Massey vice-chancellor Jan Thomas confirmed domestic enrolments had fallen, but said some of the decline was expected as a result of the university axing courses such as engineering and reducing duplication of courses across its three campuses.
Many of its older students, particularly in distance education, were studying fewer courses, which depressed net enrolment figures, and it was facing more competition for distance education from other universities, she said.
Massey expected its deficit this year would be significantly smaller than the $30m it originally budgeted and it could reach break-even next year - one year earlier than expected.
"We anticipated a break-even in 2026, but I think we'll be knocking at the door of that in 2025. So it's all going very well, it's all quite planned and we are essentially going through this multi-year transformation with all the pain that goes with that so that we can be really a university that's shaped and operating for our future."
Thomas was not expecting the government's review of universities to result in a more money for the sector and Massey was changing its operating model so it was less dependent on government funding.
"I think it's pretty clear that the sector has been chronically underfunded, but I also think the signals are that there will be no more money for universities and so that calls us in management positions at universities to look at other ways that we can generate income," she said.
The commission's high-risk rating for Massey was based on past performance and Thomas said she was confident it was improving.
"The trigger for that risk rating is three years of deficit, which is absolutely accurate, so there's nothing inaccurate about that risk profile. But we also have a plan for both immediate financial recovery and the longer term shape of the university so that we have an operating model that's suitable for, basically, our new world. We don't have any debt and we have a very strong balance sheet, which we are now starting to activate to drive alternate income for the university," she said.
Victoria University vice-chancellor Nic Smith told RNZ he did not agree that his university was high-risk.
The commission's assessment was based on data from late 2023, and this year enrolments had increased, he said.
Recent enrolment drops were due in part to problems with a new enrolment system and to changing student preferences, with Victoria shrinking while Canterbury grew, he said.

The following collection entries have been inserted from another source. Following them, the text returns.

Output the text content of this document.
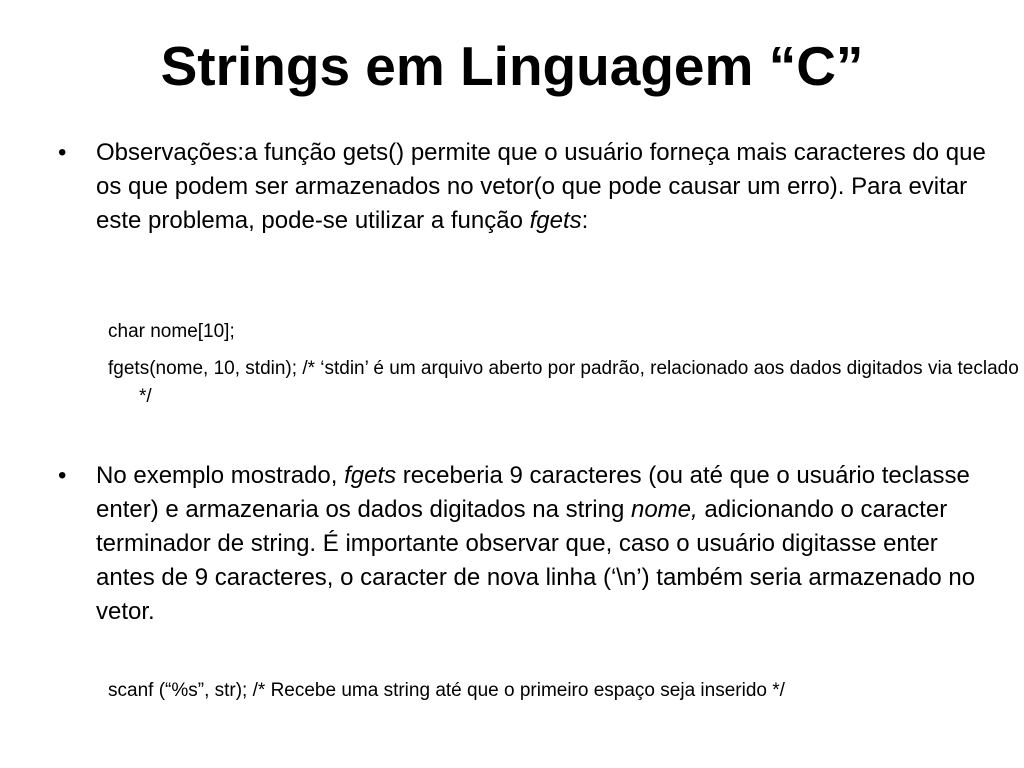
Strings em Linguagem “C”
• Observações:a função gets() permite que o usuário forneça mais caracteres do que os que podem ser armazenados no vetor(o que pode causar um erro). Para evitar este problema, pode-se utilizar a função fgets:
char nome[10];
fgets(nome, 10, stdin); /* ‘stdin’ é um arquivo aberto por padrão, relacionado aos dados digitados via teclado */
• No exemplo mostrado, fgets receberia 9 caracteres (ou até que o usuário teclasse enter) e armazenaria os dados digitados na string nome, adicionando o caracter terminador de string. É importante observar que, caso o usuário digitasse enter antes de 9 caracteres, o caracter de nova linha (‘\n’) também seria armazenado no vetor.
scanf (“%s”, str); /* Recebe uma string até que o primeiro espaço seja inserido */
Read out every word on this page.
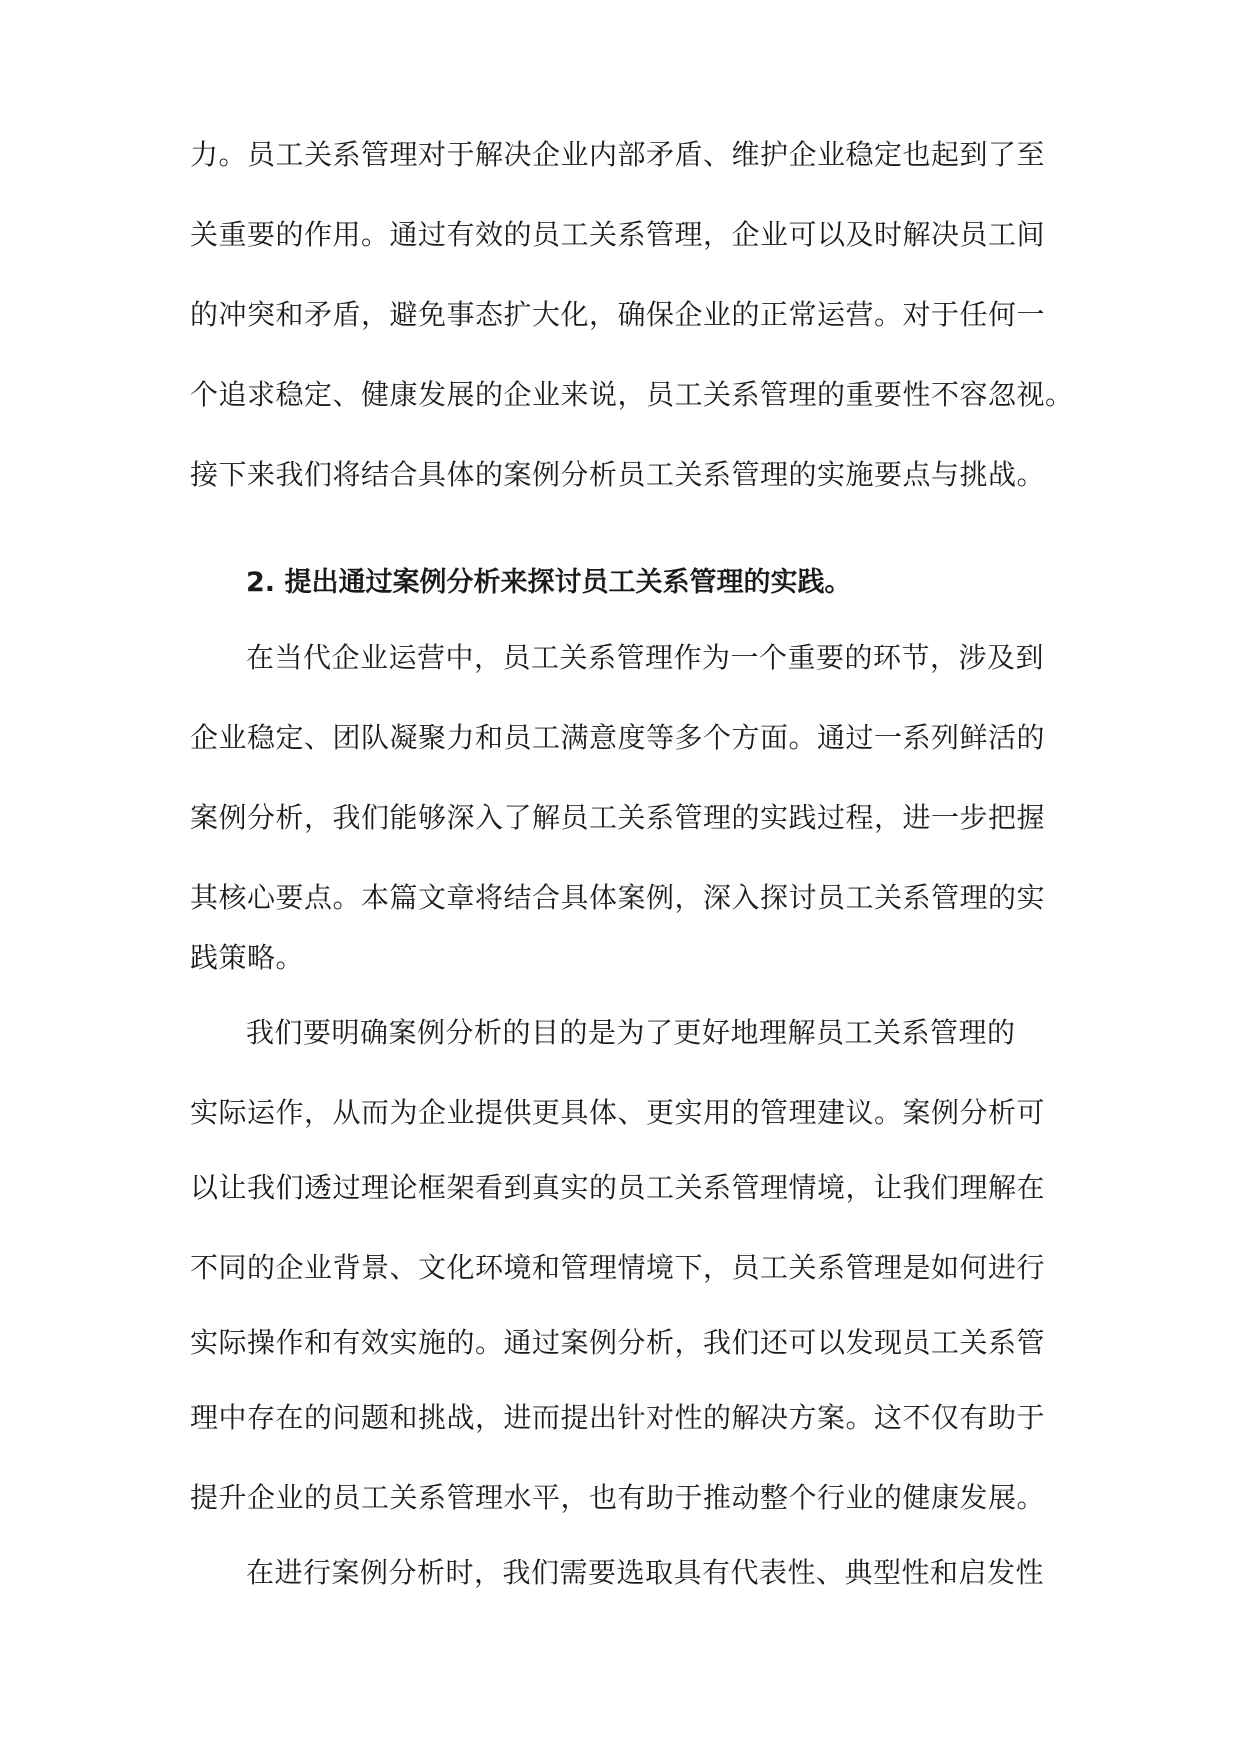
力。员工关系管理对于解决企业内部矛盾、维护企业稳定也起到了至
关重要的作用。通过有效的员工关系管理，企业可以及时解决员工间
的冲突和矛盾，避免事态扩大化，确保企业的正常运营。对于任何一
个追求稳定、健康发展的企业来说，员工关系管理的重要性不容忽视。
接下来我们将结合具体的案例分析员工关系管理的实施要点与挑战。
2. 提出通过案例分析来探讨员工关系管理的实践。
在当代企业运营中，员工关系管理作为一个重要的环节，涉及到
企业稳定、团队凝聚力和员工满意度等多个方面。通过一系列鲜活的
案例分析，我们能够深入了解员工关系管理的实践过程，进一步把握
其核心要点。本篇文章将结合具体案例，深入探讨员工关系管理的实
践策略。
我们要明确案例分析的目的是为了更好地理解员工关系管理的
实际运作，从而为企业提供更具体、更实用的管理建议。案例分析可
以让我们透过理论框架看到真实的员工关系管理情境，让我们理解在
不同的企业背景、文化环境和管理情境下，员工关系管理是如何进行
实际操作和有效实施的。通过案例分析，我们还可以发现员工关系管
理中存在的问题和挑战，进而提出针对性的解决方案。这不仅有助于
提升企业的员工关系管理水平，也有助于推动整个行业的健康发展。
在进行案例分析时，我们需要选取具有代表性、典型性和启发性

"There's no question that we are now gaining students and gaining market share."
The university had 14,390 students, 218 more than the same time in 2023 thanks to a slight increase in domestic enrolments and an increase in foreign student numbers.
Smith said government funding and student fees had not kept up with inflation and making a surplus had become increasingly difficult. The return of international students would help, but it was not a long-term solution.
"I don't think it's a good long-term strategy. Covid showed that and it wouldn't surprise me if we see another shock again in the medium term in that space."
The government was unlikely to increase university funding significantly so the sector needed to find ways of sharing resources, he said.
"We're too small to not be thinking more carefully about how we share, not just expensive infrastructure in ways that deliver for the country as a whole, but also the intellectual capital that is in institutions."
The university had no further changes planned this year, Smith said. Victoria had halted several capital spending plans, but he did not agree with TEC's warning that it was creating risk by delaying important projects.